We posted an excerpt from Adam Feldman’s excellent Jabberwockyesque panning of Broadway’s Wonderland a few weeks ago. This week, it’s Coleridge being echoed to criticize a new production called The Trial of the Mariner at Hoxton Hall in London:

It is The Trial of the Mariner,
And it occurs at Hoxton Hall,
A curious tale, told at full sail,
About the threat of plastic sprawl.

[…]

The set’s all recycled, reclaimed,
Singing and acrobatics abound.
The Junk Orchestra provides music,
Using scrap to make ingenius sound.

The Ship of Fools is rubbish too,
Volunteers and Lotos Collective made it from trash.
It navigates around the audience,
Beware: you and the crew might clash.

Because this is interactive theatre!
Accept bananas, make thunder, stay on your feet;
This isn’t for you, if you prefer to do
Theatre with an interval, three acts and red velvet seat.

-Hazel, londonist.com

The play actually seems very intriguing, maybe it just wasn’t that reviewer’s clean cup of tea.
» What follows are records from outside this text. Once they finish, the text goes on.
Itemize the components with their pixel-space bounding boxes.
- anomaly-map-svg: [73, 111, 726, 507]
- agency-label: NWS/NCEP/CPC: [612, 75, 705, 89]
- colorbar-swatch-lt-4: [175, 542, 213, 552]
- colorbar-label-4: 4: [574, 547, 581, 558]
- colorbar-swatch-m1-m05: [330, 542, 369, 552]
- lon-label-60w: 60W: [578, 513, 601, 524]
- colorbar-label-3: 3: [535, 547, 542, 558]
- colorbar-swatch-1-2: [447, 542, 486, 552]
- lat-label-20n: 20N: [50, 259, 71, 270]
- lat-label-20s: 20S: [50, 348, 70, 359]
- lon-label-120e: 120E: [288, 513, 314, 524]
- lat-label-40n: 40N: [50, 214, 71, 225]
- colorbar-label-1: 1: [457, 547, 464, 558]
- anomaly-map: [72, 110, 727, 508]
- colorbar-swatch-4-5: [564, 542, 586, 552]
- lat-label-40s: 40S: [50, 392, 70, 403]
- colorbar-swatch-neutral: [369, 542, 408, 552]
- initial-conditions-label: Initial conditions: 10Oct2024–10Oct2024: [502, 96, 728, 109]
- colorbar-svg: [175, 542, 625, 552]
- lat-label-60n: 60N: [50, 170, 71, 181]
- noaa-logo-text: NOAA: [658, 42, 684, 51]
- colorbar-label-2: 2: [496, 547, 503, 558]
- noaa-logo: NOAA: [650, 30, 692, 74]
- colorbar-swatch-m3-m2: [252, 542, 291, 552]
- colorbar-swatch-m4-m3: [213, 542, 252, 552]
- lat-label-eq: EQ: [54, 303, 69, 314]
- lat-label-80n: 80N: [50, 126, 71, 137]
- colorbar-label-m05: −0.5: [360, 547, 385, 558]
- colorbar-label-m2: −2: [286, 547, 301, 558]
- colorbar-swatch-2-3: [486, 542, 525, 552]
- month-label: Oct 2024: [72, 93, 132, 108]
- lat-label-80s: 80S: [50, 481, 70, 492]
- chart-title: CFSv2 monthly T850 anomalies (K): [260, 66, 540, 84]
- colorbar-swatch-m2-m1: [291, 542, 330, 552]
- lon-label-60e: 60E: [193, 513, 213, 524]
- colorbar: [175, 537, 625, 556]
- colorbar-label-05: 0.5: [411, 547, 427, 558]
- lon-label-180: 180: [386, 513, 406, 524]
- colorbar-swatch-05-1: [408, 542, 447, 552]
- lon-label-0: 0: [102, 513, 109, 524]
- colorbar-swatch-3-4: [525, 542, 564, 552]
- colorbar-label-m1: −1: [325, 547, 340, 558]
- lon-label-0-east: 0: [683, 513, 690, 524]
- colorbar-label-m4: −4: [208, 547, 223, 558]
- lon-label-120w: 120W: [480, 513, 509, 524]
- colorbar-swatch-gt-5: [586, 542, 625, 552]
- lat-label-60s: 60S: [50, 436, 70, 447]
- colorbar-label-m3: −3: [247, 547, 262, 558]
The Trial of the Mariner is “an interactive, multimedia performance looking at the future of our oceans” inspired by both The Hunting of the Snark and S.T. Coleridge’s “The Rime of the Ancient Mariner.” “The year is 2111, and a group of desperate sailors embark on a voyage on the Ship of Fools. Lost at sea and mad with cabin fever, they arrive at the Plastic Continent of the Pacific Ocean Gyre, where the unhinged Mariner’s adventures come to life.” There’s still three more performances, closing on the 21st.